Breast Cancer Risk Nearly Cut in Half For Women With High Cholesterol


Can a class of drugs commonly prescribed to help lower cholesterol levels protect against breast cancer?

Can a class of drugs commonly prescribed to help lower cholesterol levels protect against breast cancer? A study recently presented at the European Society of Cardiology conference in Barcelona, Spain, offers interesting results.

Researchers from Aston Medical School, Aston University, in Birmingham, United Kingdom, determined that statins can nearly cut the risk of the disease in half, as well as lower mortality rates.

“This is the most conclusive and direct evidence as yet to confirm the link between high cholesterol and breast cancer, a topic that has been fascinating researchers for the past few years,” Rahul Potluri, physician, senior author on the study, said in a press release.

“We previously found an association between having high cholesterol and developing breast cancer, so we designed this study to follow up patients longitudinally and address the relationship more robustly.”

The study examined more than a million women aged 40 or more, some with high cholesterol and some without, who were admitted to UK hospitals between January 2000 and March 2013. Researchers compared the development of breast cancer and death rates in the two groups.

Of this population, 16,043 women had high cholesterol. Researchers found that this group was 45 percent less likely to develop breast cancer than those without high cholesterol.

In addition, they found that patients who developed breast cancer were 40 percent less likely to die if they had high cholesterol.

“Our research confirms that women with a diagnosis of high cholesterol have strikingly lower rates of breast cancer with improved death rates and survival,” said Paul Carter, M.D., lead author on the study. “Building on previous research by us and other groups, including animal studies in which statins reduced the risk of breast cancer, this gives a strong indication that statins produce this protective effect in breast cancer.”

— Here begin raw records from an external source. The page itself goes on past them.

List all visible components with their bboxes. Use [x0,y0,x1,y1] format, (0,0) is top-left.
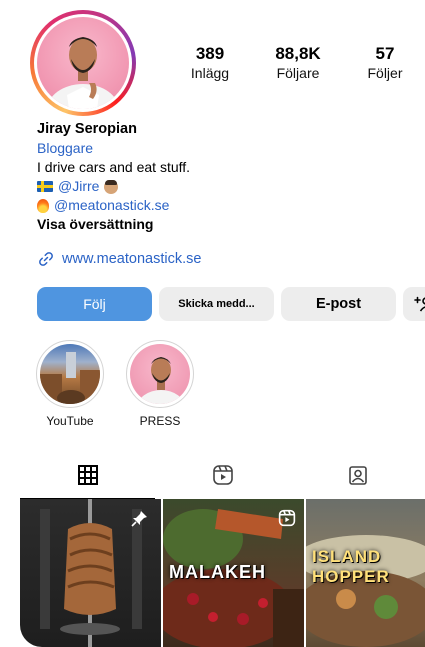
website-link[interactable]: www.meatonastick.se [37,250,201,268]
post-title: MALAKEH [169,562,266,582]
tab-tagged[interactable] [290,455,425,495]
pin-icon [131,511,147,527]
highlight-youtube-image [40,344,100,404]
tab-reels[interactable] [155,455,290,495]
profile-avatar-ring[interactable] [30,10,136,116]
posts-stat[interactable]: 389 Inlägg [170,44,250,82]
profile-header: 389 Inlägg 88,8K Följare 57 Följer [0,0,425,120]
followers-count: 88,8K [275,44,321,63]
reel-indicator-icon [278,509,296,527]
followers-label: Följare [276,65,320,81]
highlight-youtube[interactable]: YouTube [35,340,105,428]
memoji-icon [104,179,119,194]
tab-posts-grid[interactable] [20,455,155,495]
bio-jirre-row: @Jirre [37,177,417,196]
message-button[interactable]: Skicka medd... [159,287,274,321]
profile-tabs [20,455,425,499]
followers-stat[interactable]: 88,8K Följare [258,44,338,82]
highlight-press-label: PRESS [139,414,181,428]
reels-icon [212,465,233,485]
fire-icon [37,198,49,213]
mention-jirre[interactable]: @Jirre [58,177,99,196]
profile-stats: 389 Inlägg 88,8K Följare 57 Följer [170,44,425,94]
website-text: www.meatonastick.se [62,251,202,267]
post-tile[interactable]: ISLAND HOPPER [306,499,425,647]
grid-icon [77,465,98,485]
following-label: Följer [367,65,403,81]
story-highlights: YouTube PRESS [35,340,195,428]
bio-text: I drive cars and eat stuff. [37,159,191,175]
person-avatar-image [47,37,119,109]
profile-name: Jiray Seropian [37,121,137,137]
post-tile[interactable]: MALAKEH [163,499,304,647]
posts-grid: MALAKEH ISLAND HOPPER [20,499,425,647]
add-user-button[interactable] [403,287,425,321]
post-tile[interactable] [20,499,161,647]
following-count: 57 [375,44,395,63]
translate-link[interactable]: Visa översättning [37,215,417,234]
link-icon [39,252,53,266]
sweden-flag-icon [37,181,53,192]
profile-actions: Följ Skicka medd... E-post [37,287,425,321]
follow-button[interactable]: Följ [37,287,152,321]
bio-meat-row: @meatonastick.se [37,196,417,215]
highlight-press[interactable]: PRESS [125,340,195,428]
posts-label: Inlägg [190,65,230,81]
following-stat[interactable]: 57 Följer [345,44,425,82]
add-user-icon [414,296,425,312]
highlight-press-image [130,344,190,404]
tagged-icon [348,466,367,485]
profile-bio: Jiray Seropian Bloggare I drive cars and… [37,120,417,234]
avatar [37,17,129,109]
profile-category[interactable]: Bloggare [37,139,417,158]
highlight-youtube-label: YouTube [46,414,94,428]
posts-count: 389 [195,44,225,63]
mention-meatonastick[interactable]: @meatonastick.se [54,196,169,215]
email-button[interactable]: E-post [281,287,396,321]
post-title: ISLAND HOPPER [312,547,390,586]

“Statins have some of the best mortality evidence amongst all cardiovascular medications and their use in patients with a diagnosis of high cholesterol is likely the reason this diagnosis appears to be protective against the development of breast cancer and subsequent mortality," he added.

Statins are generally well-tolerated and come with few side effects. The most common complaint from people on them is muscle pain.

Carter said that patients with breast cancer who have high cholesterol, people at high risk of cardiovascular disease and people with established cardiovascular disease should be given statins according to current guidelines.

The researchers noted that further studies need to be conducted and Carter hopes the results of this study justify a clinical trial in the future.